Sitting gingerly at her laptop set on her spindly-legged table in her room, she retrieved some of the required texts for her Modernism course. She began, perhaps unwisely, with the first of Ezra Pound’s Pisan Cantos, written while he was imprisoned by the American military in post-war Italy, on charges of treason. She recalled Paul telling her that Hugh had deliberately modelled himself on this uncompromising literary maverick, right down to the goatee and the jewel in his earlobe. But surely Hugh’s admiration did not extend to any facsimile of Pound’s radio broadcasts made throughout the war extolling Mussolini’s achievements?
She found the poem almost impenetrably difficult until she decided simply to yield to its grand rush of imagery. The striking juxtapositions brought her a finely tuned sensuous pleasure. Fragments entered her like discrete prayers: the smell of mint under tent flaps in the rain, and the sight of a lizard upholding his spirit. This simple acknowledgement that a wild creat
ure had sustained the elderly man confined in his wire cage moved her and quickened her respect for his ordeal. Then she went back to the poem’s opening and discovered, with the help of the editor’s annotations, the historic truth behind the ghastly human abattoir depicted in the first few lines. Pound’s vituperation centred on the indignities done to the corpses of the executed Mussolini and his mistress Carla Petacci, hung by the heels in a public square in Milan.
She wondered if Hugh ever delved into iniquity in his work. If they looked together at the bloodthirsty protagonists of The Hunt, would he see the dark stain of sin on their naked arms and straining backs? Or would he find the hunters’ physiques magnificent, just as Mussolini would have done, when he extolled the youthful male body as consummate death machine?

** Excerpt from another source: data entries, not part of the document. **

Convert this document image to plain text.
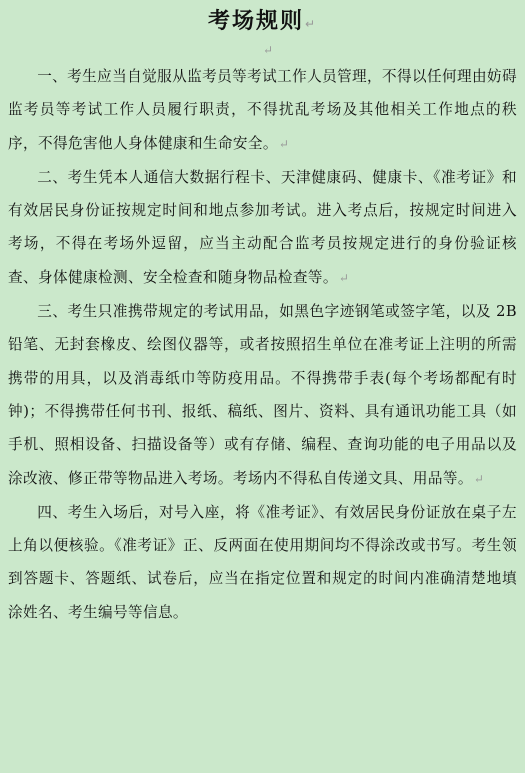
考场规则↵
↵

一、考生应当自觉服从监考员等考试工作人员管理，不得以任何理由妨碍监考员等考试工作人员履行职责，不得扰乱考场及其他相关工作地点的秩序，不得危害他人身体健康和生命安全。↵

二、考生凭本人通信大数据行程卡、天津健康码、健康卡、《准考证》和有效居民身份证按规定时间和地点参加考试。进入考点后，按规定时间进入考场，不得在考场外逗留，应当主动配合监考员按规定进行的身份验证核查、身体健康检测、安全检查和随身物品检查等。↵

三、考生只准携带规定的考试用品，如黑色字迹钢笔或签字笔，以及 2B 铅笔、无封套橡皮、绘图仪器等，或者按照招生单位在准考证上注明的所需携带的用具，以及消毒纸巾等防疫用品。不得携带手表(每个考场都配有时钟)；不得携带任何书刊、报纸、稿纸、图片、资料、具有通讯功能工具（如手机、照相设备、扫描设备等）或有存储、编程、查询功能的电子用品以及涂改液、修正带等物品进入考场。考场内不得私自传递文具、用品等。↵

四、考生入场后，对号入座，将《准考证》、有效居民身份证放在桌子左上角以便核验。《准考证》正、反两面在使用期间均不得涂改或书写。考生领到答题卡、答题纸、试卷后，应当在指定位置和规定的时间内准确清楚地填涂姓名、考生编号等信息。
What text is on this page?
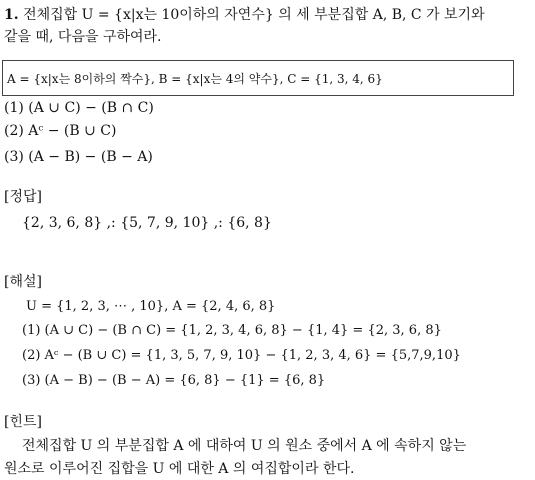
1. 전체집합 U = {x|x는 10이하의 자연수} 의 세 부분집합 A, B, C 가 보기와
같을 때, 다음을 구하여라.
A = {x|x는 8이하의 짝수}, B = {x|x는 4의 약수}, C = {1, 3, 4, 6}
(1) (A ∪ C) − (B ∩ C)
(2) Aᶜ − (B ∪ C)
(3) (A − B) − (B − A)
[정답]
{2, 3, 6, 8} ,: {5, 7, 9, 10} ,: {6, 8}
[해설]
U = {1, 2, 3, ⋯ , 10}, A = {2, 4, 6, 8}
(1) (A ∪ C) − (B ∩ C) = {1, 2, 3, 4, 6, 8} − {1, 4} = {2, 3, 6, 8}
(2) Aᶜ − (B ∪ C) = {1, 3, 5, 7, 9, 10} − {1, 2, 3, 4, 6} = {5,7,9,10}
(3) (A − B) − (B − A) = {6, 8} − {1} = {6, 8}
[힌트]
전체집합 U 의 부분집합 A 에 대하여 U 의 원소 중에서 A 에 속하지 않는
원소로 이루어진 집합을 U 에 대한 A 의 여집합이라 한다.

For the rest of the evening she read an essay on Russian Orthodox icons. She spent a long time looking into the eyes of Andrei Rublev’s Virgin Mary, which were doleful yet consoling. Mary’s head, covered in a hood of indigo and gold, inclined to the right and the tiny Christ Child touched his face to hers. The scene in the bullet-riddled church in Marseille returned to her, with the line-ups of the faithful waiting their turn to kneel and kiss the image of their favoured saint. She had been hungover, she remembered. At least she was no longer doing that daily damage to herself, although she must take nothing for granted. The fact was she still dreamt of whisky, where its peat-scented fumes and promise of bliss were enticing as ever. Such dreams woke her in a panic. It always took some minute before the sick anxiety subsided. No, she had not actually had a drink. She was still sober, thank God.
That night she was cursed with a whisky-dream so realistic she could taste as well as smell the lovely, ultimately ruinous spirits. It was a Skye whisky, the Talisker. How soon she had forgotten its sensuous numbing of the lips. In her haste, she had spilled her drink, as she so often had in life. There were drops on her chin which she wiped away and the front of her nightgown was wet. How could this have happened? She cried out at the gravity of her self-betrayal. Had she raided Hugh’s drinks cabinet in her sleep? Who could help her now? She threw out arms in an operatic gesture of despair.